Presseerklärung:

Durchsichtige Diffamierungskampagne von PI-NEWS & Co gegen Sprecher des Bündnis „Rechtspopulismus stoppen“

Seit Tagen berichten Medien wie die Berliner Zeitung über die Hetze gegen MigrantInnen insbesondere MuslimInnen durch das rassistische Webportal „politically incorrect“. Dabei wurden  Verbindungen mit PolitikerInnen, rechtspopulistischen und rassistischen Parteien und Gruppierungen bis hinein in die Neonazisszene aufgedeckt. Wütende Kommentare und Angriffe von PI-NEWS & Co gegen Medien und zivilgesellschaftliche GegnerInnen waren die Folge. So setzt sich auch die seit Wochen betriebene Diffamierungskampagne gegen den Sprecher des Bündnisses „Rechtspopulismus stoppen“ fort. Dazu erklärt die Kampagne „Zusammen handeln! Gegen rassistische Hetze und soziale Ausgrenzung:

„Die zunehmenden Angriffe und Diffamierungsversuche gegen den Sprecher des Bündnisses ´Rechtspopulismus stoppen´, welches Mitglied in der Kampagne ´Zusammen handeln!´ ist, sind Ergebnis der erfolgreichen eineinhalbjährigen Arbeit dieses Bündnisses in Berlin. Weder die gefälschten, am 05. September im Namen des Sprechers des Bündnisses an Mitglieder des Bundestages aus München versendeten Hetzbriefe, noch die vor zwei Tagen ebenfalls im Namen des Sprechers des Bündnisses angeblich an alle GaststättenbesitzerInnen versendeten Drohbriefe werden daran etwas ändern.“ Dass diese sofort unhinterfragt fast gleichzeitig u.a. bei „politically incorrect“, dem Internetpranger „Nürnberg 2.0“, auf dem Webblog des zum Bürgerkrieg aufrufenden Michael Mannheimer alias Karl-Michael Merkle oder der Webseite der rechtspopulistischen Partei „Die Freiheit“ auftauchten, deutet nicht nur auf die enge personelle Zusammenarbeit hin, sondern auch auf das gemeinsame Ziel unliebsame GegnerInnen mundtot zu machen.

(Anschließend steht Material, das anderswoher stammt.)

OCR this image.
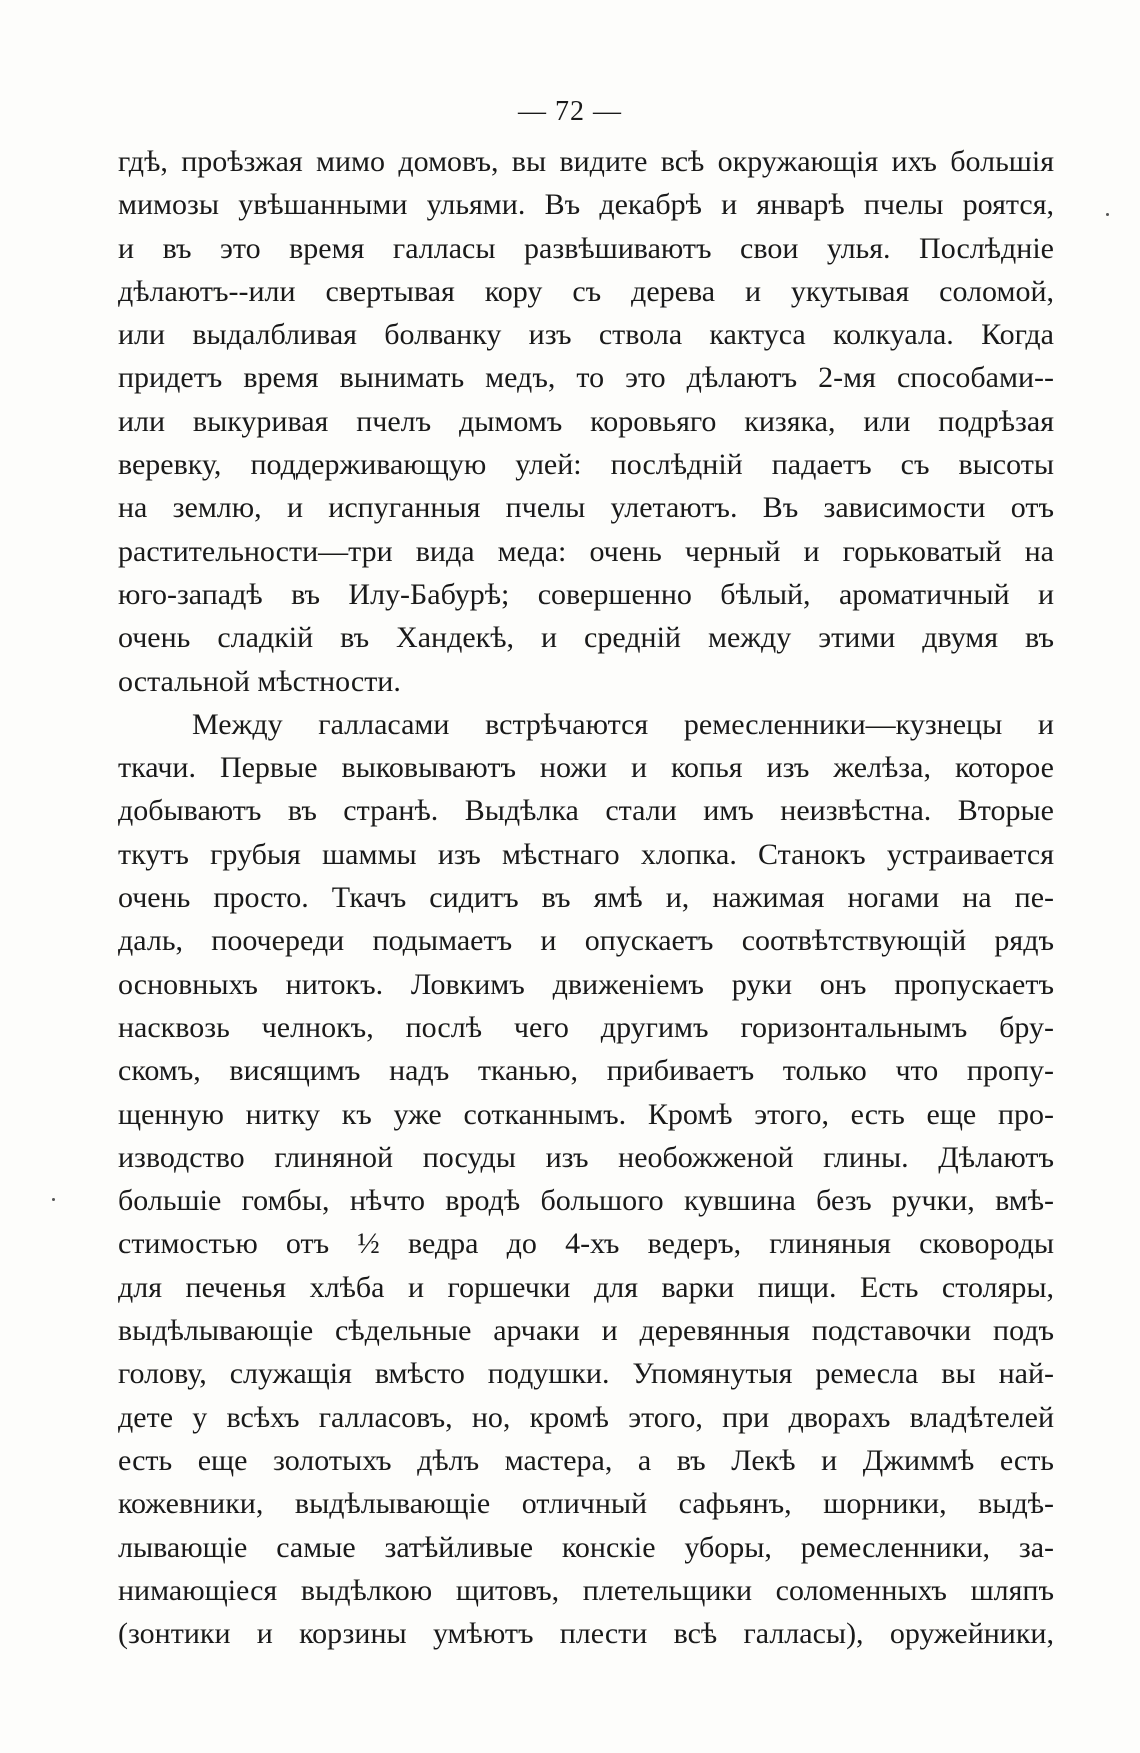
— 72 —
гдѣ, проѣзжая мимо домовъ, вы видите всѣ окружающія ихъ большія
мимозы увѣшанными ульями. Въ декабрѣ и январѣ пчелы роятся,
и въ это время галласы развѣшиваютъ свои улья. Послѣдніе
дѣлаютъ--или свертывая кору съ дерева и укутывая соломой,
или выдалбливая болванку изъ ствола кактуса колкуала. Когда
придетъ время вынимать медъ, то это дѣлаютъ 2-мя способами--
или выкуривая пчелъ дымомъ коровьяго кизяка, или подрѣзая
веревку, поддерживающую улей: послѣдній падаетъ съ высоты
на землю, и испуганныя пчелы улетаютъ. Въ зависимости отъ
растительности—три вида меда: очень черный и горьковатый на
юго-западѣ въ Илу-Бабурѣ; совершенно бѣлый, ароматичный и
очень сладкій въ Хандекѣ, и средній между этими двумя въ
остальной мѣстности.
Между галласами встрѣчаются ремесленники—кузнецы и
ткачи. Первые выковываютъ ножи и копья изъ желѣза, которое
добываютъ въ странѣ. Выдѣлка стали имъ неизвѣстна. Вторые
ткутъ грубыя шаммы изъ мѣстнаго хлопка. Станокъ устраивается
очень просто. Ткачъ сидитъ въ ямѣ и, нажимая ногами на пе-
даль, поочереди подымаетъ и опускаетъ соотвѣтствующій рядъ
основныхъ нитокъ. Ловкимъ движеніемъ руки онъ пропускаетъ
насквозь челнокъ, послѣ чего другимъ горизонтальнымъ бру-
скомъ, висящимъ надъ тканью, прибиваетъ только что пропу-
щенную нитку къ уже сотканнымъ. Кромѣ этого, есть еще про-
изводство глиняной посуды изъ необожженой глины. Дѣлаютъ
большіе гомбы, нѣчто вродѣ большого кувшина безъ ручки, вмѣ-
стимостью отъ ½ ведра до 4-хъ ведеръ, глиняныя сковороды
для печенья хлѣба и горшечки для варки пищи. Есть столяры,
выдѣлывающіе сѣдельные арчаки и деревянныя подставочки подъ
голову, служащія вмѣсто подушки. Упомянутыя ремесла вы най-
дете у всѣхъ галласовъ, но, кромѣ этого, при дворахъ владѣтелей
есть еще золотыхъ дѣлъ мастера, а въ Лекѣ и Джиммѣ есть
кожевники, выдѣлывающіе отличный сафьянъ, шорники, выдѣ-
лывающіе самые затѣйливые конскіе уборы, ремесленники, за-
нимающіеся выдѣлкою щитовъ, плетельщики соломенныхъ шляпъ
(зонтики и корзины умѣютъ плести всѣ галласы), оружейники,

Die Kampagne weiter: „Der viel zu durchsichtige Versuch, das Bündnis ´Rechtspopulismus stoppen´ und dessen Anliegen die Chancen für RechtspopulistInnen bei den Berliner Wahlen am heutigen Sonntag zu minimieren, zu diskreditieren, ist der letzte hilflose Versuch vor den Wahlen Aufmerksamkeit zu erlangen und den Enthüllungen der letzten Tage zu begegnen. Doch auch diese Methoden entlarven lediglich das rassistische Webportal ´politically incorrect´ und dessen ´Schützling´ die rechtspopulistische Partei ´Die Freiheit´. Ein weiterer Tiefpunkt in ihrem disaströsen Wahlkampf, der ihnen keine Stimmen bringen wird.“

Der Sprecher des Bündnisses „Rechtspopulismus stoppen“ hat Strafanzeige gegen die bisher unbekannten Schreiber dieser gefälschten Briefe gestellt und prüft rechtliche Schritte gegen die ungeprüfte Veröffentlichung desselben. Die Kampagne „Zusammen handeln!“, bittet alle GaststättenbetreiberInnen, die diese Briefe erhalten haben, diese einschließlich der Briefumschläge entweder an das Bündnis „Rechtspopulismus stoppen“, Stendaler Straße 4, 10995 Berlin oder direkt an die Berliner Polizei weiterzuleiten.

Die Einschüchterungsversuche gegen das Bündnis sind zusätzliche Motivation dafür, Rechtspopulisten und Rassisten auch weiterhin aktiv entgegenzutreten.